Watchdog agency says no traces of contamination with rocket fuel in Altai

BARNAUL, August 25 (Itar-Tass) — Experts of Russia’s Federal Service for the Protection of Consumer Rights /Rospotrebnadzor/ have not found any traces of contamination with heptyl, a rocket fuel, which might have gotten into the rivers in the Altai Mountains after Wednesday’s collapse there of debris of the misfortunate cargo space vehicle Progress.

According a report by Rospotrebnadzor, the conclusion was drawn Thursday after an examination of the samples of water from the river Biya. Another two mountainous Altai rivers, Karakoksha and Ob, flow into it near the city of Barnaul.

Sanitary experts also took samples of soil near the township of Karakoksha.

“Rospotrebnadzor laboratories gauged the power of gamma radiation in some population centers of the Republic of Altai and the Altai territory and the readings obtained fell in line with the national background readings typical of those areas,” the report said.

Sanitary control measures continue in the zone under observation.

In most likelihood, the collapse of the Progress, which fell on the ground just after 350 seconds after launch from the Baikonur Space Center in Kazakhstan, did not inflict any damage on the ecology of the Republic of Altai, an official at the Russian Federal Space Agency /Roscosmos/ said Thursday.

“Everything burned out, including the rocket fuel, before it could reach the earth,” said Dr Alexander Puzanov the director of Roscosmos’s center for monitoring the areas in Siberia where fragments of carrier rockets fall.

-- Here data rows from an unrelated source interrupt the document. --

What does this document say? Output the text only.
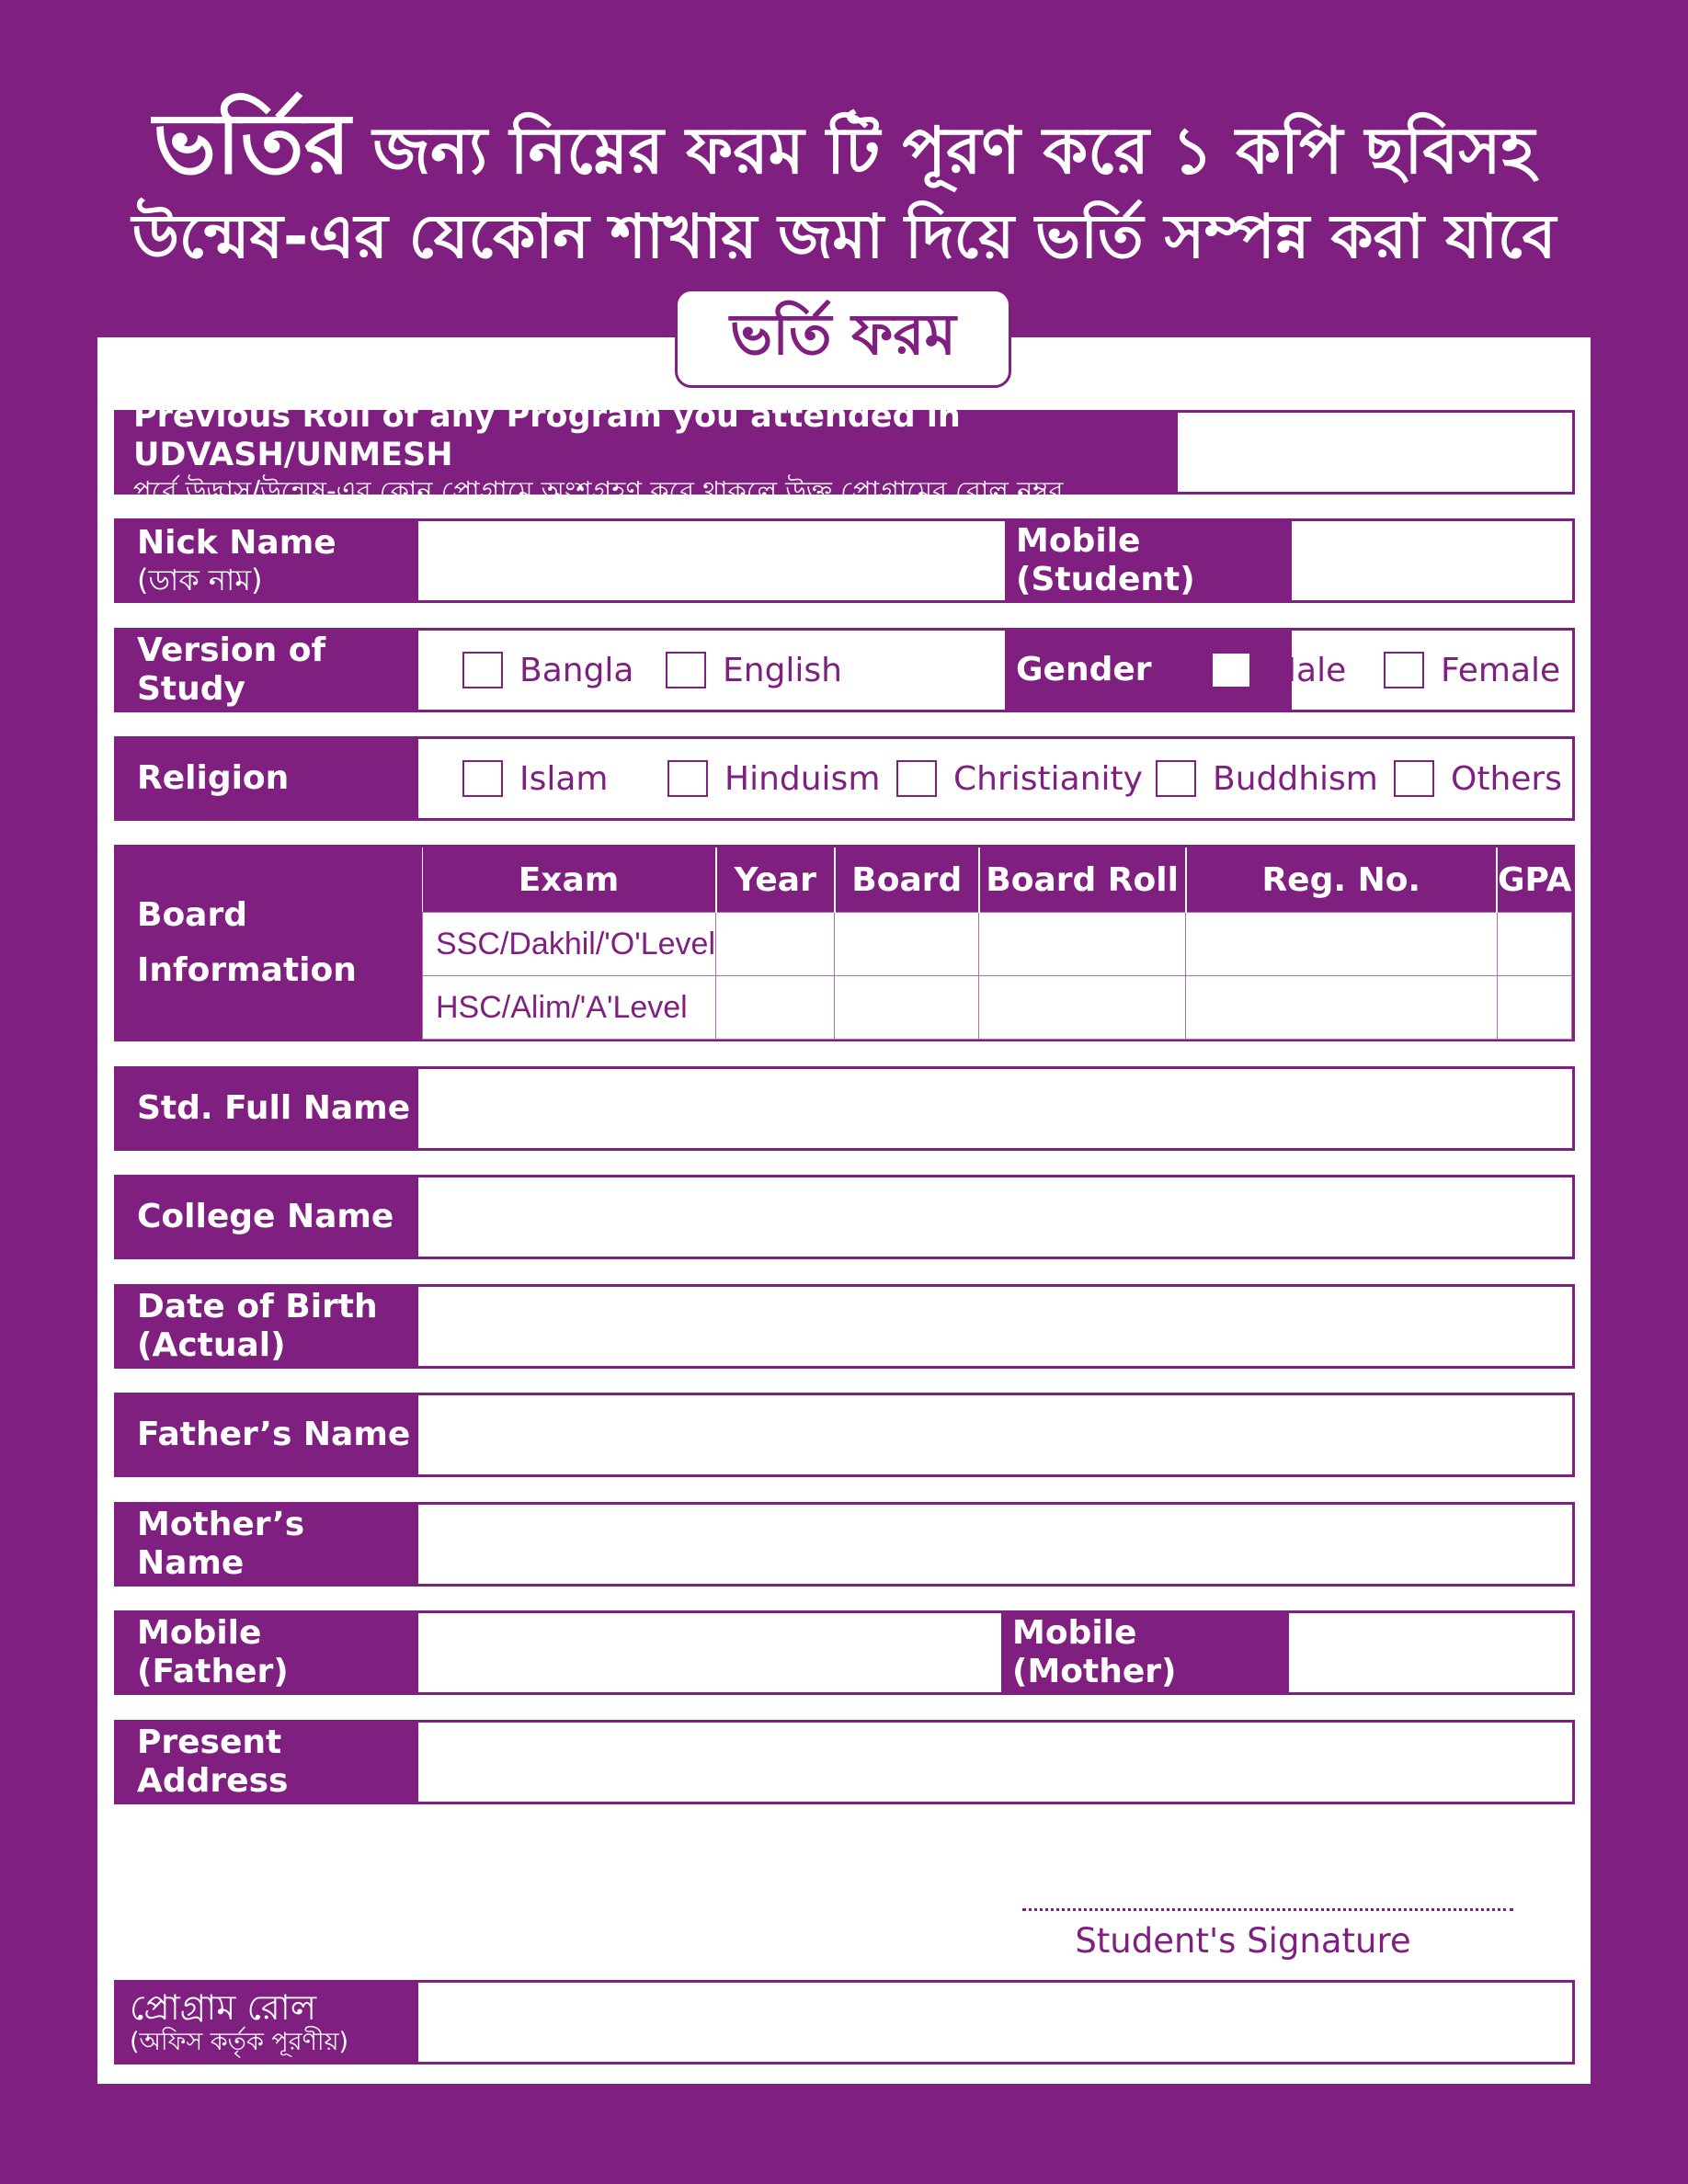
ভর্তির জন্য নিম্নের ফরম টি পূরণ করে ১ কপি ছবিসহ
উন্মেষ-এর যেকোন শাখায় জমা দিয়ে ভর্তি সম্পন্ন করা যাবে
ভর্তি ফরম
Previous Roll of any Program you attended in UDVASH/UNMESH
পূর্বে উদ্ভাস/উন্মেষ-এর কোন প্রোগ্রামে অংশগ্রহণ করে থাকলে উক্ত প্রোগ্রামের রোল নম্বর
Nick Name
(ডাক নাম)
Mobile (Student)
Version of Study	Bangla	English	Gender	Male	Female
Religion	Islam	Hinduism Christianity Buddhism Others
Board
Information
Exam	Year	Board	Board Roll	Reg. No.	GPA
SSC/Dakhil/'O'Level					
HSC/Alim/'A'Level					
Std. Full Name
College Name
Date of Birth
(Actual)
Father’s Name
Mother’s Name
Mobile (Father)
Mobile (Mother)
Present Address
Student's Signature
প্রোগ্রাম রোল
(অফিস কর্তৃক পূরণীয়)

One of the duties of the center is to collect ‘space rubble’.

“We don’t think right now nature might have sustained damage,” Dr Puzanov said. “The elevation from which the Progress started falling totaled 150 kilometers and no parts of it should have survived in theory.”

He indicated, though, that the authorities will continue aerial observation of the spots where fragments of the cargo ship might have fallen will be conducted for another two days.

The objective of the effort is to get the final evidence that no fragments are lying on the ground, Dr Puzanov said.

Reports indicate the Progress had some 800 kg of heptyl aboard.